Higher interest rates make loans more expensive

The pressure on the central bank is currently great: the inflation rate is higher than it has been for around four decades, which is reducing consumers’ purchasing power; people can afford less for the same income. The Fed is raising interest rates to curb inflation. This makes loans more expensive, which slows down demand. This helps bring down the rate of inflation, but it also weakens economic growth.

It is therefore a balancing act for the central bank: it wants to raise interest rates so much that inflation is slowed down – without simultaneously stalling the economy and the labor market and triggering a recession. The stock markets were nervous ahead of the Fed meeting; Investors fear an economic dip.

Key interest rate close to zero after the Corona crisis

Because of the Corona crisis, the Fed had lowered its key interest rate to almost zero and supported the economy and financial markets with extensive emergency programs.

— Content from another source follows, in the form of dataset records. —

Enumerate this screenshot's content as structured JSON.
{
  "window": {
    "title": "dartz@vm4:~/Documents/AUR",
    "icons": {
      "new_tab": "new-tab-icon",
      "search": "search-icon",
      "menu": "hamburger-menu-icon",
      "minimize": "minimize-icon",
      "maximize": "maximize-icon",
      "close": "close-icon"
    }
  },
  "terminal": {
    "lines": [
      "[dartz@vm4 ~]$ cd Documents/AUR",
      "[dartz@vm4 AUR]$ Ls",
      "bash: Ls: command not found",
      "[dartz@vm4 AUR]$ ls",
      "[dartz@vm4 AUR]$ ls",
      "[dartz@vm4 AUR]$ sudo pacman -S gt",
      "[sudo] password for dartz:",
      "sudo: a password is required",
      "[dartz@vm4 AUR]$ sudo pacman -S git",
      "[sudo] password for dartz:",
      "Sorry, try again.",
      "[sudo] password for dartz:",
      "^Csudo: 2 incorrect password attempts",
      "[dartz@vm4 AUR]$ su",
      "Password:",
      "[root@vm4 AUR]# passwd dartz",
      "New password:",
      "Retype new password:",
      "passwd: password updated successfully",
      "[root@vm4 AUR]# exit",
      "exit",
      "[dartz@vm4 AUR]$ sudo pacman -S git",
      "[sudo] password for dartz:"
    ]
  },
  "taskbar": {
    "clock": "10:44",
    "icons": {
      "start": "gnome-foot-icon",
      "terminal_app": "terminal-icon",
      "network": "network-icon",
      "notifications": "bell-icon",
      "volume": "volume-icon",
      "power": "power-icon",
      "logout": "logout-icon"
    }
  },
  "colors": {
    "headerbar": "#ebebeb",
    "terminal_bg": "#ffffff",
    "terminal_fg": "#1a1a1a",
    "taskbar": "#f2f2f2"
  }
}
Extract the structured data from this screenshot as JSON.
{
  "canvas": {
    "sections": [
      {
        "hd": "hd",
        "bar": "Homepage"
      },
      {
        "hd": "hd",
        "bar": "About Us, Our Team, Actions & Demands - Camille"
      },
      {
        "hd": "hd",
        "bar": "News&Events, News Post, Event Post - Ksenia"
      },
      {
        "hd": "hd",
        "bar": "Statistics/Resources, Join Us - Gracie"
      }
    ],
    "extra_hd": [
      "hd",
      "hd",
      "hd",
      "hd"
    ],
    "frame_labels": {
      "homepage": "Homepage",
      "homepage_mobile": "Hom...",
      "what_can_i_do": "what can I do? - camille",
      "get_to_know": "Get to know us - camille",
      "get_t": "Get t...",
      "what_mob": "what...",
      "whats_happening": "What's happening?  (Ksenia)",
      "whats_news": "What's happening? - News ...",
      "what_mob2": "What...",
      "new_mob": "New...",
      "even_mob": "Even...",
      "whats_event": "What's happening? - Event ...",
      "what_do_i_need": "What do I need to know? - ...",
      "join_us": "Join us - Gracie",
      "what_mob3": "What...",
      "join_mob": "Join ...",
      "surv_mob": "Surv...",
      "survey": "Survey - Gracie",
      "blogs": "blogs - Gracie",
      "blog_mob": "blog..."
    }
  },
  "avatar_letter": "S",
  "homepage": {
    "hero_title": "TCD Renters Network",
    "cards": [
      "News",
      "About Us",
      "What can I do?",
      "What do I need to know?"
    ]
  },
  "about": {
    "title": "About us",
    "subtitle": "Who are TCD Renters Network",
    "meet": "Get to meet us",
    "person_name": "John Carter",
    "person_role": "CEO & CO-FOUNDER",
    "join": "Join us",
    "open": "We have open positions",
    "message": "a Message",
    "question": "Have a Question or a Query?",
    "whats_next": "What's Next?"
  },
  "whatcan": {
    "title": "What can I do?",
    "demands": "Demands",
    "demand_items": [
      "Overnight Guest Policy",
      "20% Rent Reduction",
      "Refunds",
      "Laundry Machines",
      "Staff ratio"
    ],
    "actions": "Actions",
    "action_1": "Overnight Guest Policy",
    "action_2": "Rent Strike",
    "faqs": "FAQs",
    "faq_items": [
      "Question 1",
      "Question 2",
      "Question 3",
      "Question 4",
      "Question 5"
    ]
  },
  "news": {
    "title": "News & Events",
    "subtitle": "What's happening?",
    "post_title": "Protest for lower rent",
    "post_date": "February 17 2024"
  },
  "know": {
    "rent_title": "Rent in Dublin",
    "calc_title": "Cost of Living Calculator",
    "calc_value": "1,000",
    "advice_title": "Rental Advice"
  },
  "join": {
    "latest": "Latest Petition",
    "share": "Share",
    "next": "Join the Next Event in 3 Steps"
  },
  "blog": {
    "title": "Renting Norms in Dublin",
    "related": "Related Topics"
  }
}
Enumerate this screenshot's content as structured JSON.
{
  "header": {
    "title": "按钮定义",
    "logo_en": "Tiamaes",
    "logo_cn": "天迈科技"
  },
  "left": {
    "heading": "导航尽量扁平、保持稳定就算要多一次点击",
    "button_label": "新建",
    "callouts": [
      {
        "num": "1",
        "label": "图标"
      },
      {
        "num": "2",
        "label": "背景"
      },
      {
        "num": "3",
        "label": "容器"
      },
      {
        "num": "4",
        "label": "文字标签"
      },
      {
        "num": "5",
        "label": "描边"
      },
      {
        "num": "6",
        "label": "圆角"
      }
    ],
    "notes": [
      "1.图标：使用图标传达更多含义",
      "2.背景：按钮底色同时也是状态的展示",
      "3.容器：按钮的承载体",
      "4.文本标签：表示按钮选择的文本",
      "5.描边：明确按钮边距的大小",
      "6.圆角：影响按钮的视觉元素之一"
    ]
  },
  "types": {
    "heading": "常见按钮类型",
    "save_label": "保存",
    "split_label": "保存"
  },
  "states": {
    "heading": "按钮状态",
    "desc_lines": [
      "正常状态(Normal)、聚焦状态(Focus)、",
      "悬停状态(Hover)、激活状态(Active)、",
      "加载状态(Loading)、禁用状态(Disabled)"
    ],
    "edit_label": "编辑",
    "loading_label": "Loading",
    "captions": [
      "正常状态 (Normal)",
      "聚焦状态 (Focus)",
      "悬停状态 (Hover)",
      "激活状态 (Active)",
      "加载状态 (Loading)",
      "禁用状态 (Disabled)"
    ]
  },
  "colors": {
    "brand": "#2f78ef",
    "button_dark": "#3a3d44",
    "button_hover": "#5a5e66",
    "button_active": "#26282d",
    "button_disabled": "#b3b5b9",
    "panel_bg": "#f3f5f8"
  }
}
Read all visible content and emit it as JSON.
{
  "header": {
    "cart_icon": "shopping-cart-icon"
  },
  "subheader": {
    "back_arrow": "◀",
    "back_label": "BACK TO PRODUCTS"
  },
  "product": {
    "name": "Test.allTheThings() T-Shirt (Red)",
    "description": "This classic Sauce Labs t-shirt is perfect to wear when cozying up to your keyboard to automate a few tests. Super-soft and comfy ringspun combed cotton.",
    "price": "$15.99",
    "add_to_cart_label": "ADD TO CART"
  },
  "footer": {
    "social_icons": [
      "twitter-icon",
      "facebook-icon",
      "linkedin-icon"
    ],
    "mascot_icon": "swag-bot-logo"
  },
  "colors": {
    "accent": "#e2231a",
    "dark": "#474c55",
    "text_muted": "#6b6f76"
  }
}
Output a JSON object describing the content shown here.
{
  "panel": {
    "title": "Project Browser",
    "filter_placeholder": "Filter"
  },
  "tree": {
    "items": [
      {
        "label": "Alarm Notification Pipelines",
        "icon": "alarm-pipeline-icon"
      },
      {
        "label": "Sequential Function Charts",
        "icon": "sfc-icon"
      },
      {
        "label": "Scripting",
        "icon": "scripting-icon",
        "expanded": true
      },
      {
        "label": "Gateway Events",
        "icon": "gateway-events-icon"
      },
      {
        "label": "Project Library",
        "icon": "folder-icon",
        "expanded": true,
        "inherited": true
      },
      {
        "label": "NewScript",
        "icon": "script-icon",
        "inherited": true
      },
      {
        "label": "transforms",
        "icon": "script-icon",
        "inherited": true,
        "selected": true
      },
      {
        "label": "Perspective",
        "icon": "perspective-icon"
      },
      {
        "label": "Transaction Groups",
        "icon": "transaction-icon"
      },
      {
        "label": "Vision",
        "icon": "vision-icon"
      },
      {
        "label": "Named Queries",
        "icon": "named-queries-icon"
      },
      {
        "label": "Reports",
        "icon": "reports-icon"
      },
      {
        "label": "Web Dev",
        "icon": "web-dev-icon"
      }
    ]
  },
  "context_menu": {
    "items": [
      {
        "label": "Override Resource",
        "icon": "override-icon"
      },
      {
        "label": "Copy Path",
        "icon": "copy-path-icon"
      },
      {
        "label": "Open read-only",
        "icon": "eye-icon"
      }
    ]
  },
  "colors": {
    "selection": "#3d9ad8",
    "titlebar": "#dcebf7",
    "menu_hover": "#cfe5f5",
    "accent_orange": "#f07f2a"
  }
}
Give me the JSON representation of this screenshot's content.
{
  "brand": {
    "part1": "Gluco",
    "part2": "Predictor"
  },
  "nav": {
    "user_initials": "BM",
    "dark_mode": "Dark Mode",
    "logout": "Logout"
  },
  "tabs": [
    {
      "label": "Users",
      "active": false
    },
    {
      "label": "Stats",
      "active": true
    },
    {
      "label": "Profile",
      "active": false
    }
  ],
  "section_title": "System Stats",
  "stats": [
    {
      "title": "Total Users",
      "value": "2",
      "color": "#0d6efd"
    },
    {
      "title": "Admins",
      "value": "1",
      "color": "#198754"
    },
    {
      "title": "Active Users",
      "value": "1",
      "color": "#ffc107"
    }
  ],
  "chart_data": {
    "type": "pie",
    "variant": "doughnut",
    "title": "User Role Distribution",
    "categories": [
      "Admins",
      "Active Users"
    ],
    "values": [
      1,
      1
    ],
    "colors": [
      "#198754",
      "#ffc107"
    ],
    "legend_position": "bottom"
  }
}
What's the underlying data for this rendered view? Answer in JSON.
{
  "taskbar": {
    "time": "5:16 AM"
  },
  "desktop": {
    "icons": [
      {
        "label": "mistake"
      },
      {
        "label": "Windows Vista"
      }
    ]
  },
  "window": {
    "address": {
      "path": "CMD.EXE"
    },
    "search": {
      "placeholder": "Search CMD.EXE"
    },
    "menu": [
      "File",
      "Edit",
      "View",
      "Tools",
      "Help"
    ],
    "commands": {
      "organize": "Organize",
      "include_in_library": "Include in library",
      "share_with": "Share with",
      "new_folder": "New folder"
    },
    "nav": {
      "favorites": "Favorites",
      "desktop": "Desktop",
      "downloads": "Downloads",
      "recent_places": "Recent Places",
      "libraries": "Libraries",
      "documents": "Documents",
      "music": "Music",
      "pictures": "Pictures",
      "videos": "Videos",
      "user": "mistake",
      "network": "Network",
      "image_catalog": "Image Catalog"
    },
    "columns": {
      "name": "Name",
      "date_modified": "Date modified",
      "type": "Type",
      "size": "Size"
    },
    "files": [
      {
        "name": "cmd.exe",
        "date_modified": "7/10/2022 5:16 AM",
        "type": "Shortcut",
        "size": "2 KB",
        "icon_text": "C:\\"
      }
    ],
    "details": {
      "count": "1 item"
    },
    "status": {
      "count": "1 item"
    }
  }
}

Last year, the Fed still mostly described the increased inflation rate as a “temporary” effect as a result of the pandemic. Towards the end of the year, however, it initiated a move away from its ultra-loose monetary policy. In March, it raised the key interest rate by 0.25 percentage points for the first time since the pandemic. In May, given the high inflation rate, an increase of 0.5 percentage points followed, which was the largest increase in 22 years.

Ahead of Wednesday’s meeting, Fed policymakers had given a clear signal that another 0.5 percentage point hike was to be expected. However, data last week showed that consumer prices rose 8.6 percent in May from the same month last year. That was the highest value since 1981. In addition, new surveys indicate that consumers expect prices to continue to rise in the future.

Clear signal surprised the markets

The data have increased the pressure on the Fed, because the medium-term inflation rate of 2 percent that it wants is becoming increasingly remote. The Fed surprised the markets by raising interest rates by 0.75 percentage points, which central bankers mostly avoid. On the other hand, the central bank is now sending a clear signal that it wants to slow down the rapid rise in prices.

One challenge for the Fed is that it can only influence some of the causes of price increases to a limited extent. Disruptions in global supply chains and rising energy prices are not directly responding to US interest rates. The Fed is also unable to control the consequences of the war in Ukraine and the corona lockdowns in China.

However, the high rate of inflation is also causing concern in the White House: Many voters blame President Joe Biden’s government for it. Roughly speaking, the higher the prices, the more Biden’s poll numbers fall. This is a problem for the President and his Democrats, who are trying to defend their slim majorities in both chambers of Parliament in the congressional elections in November.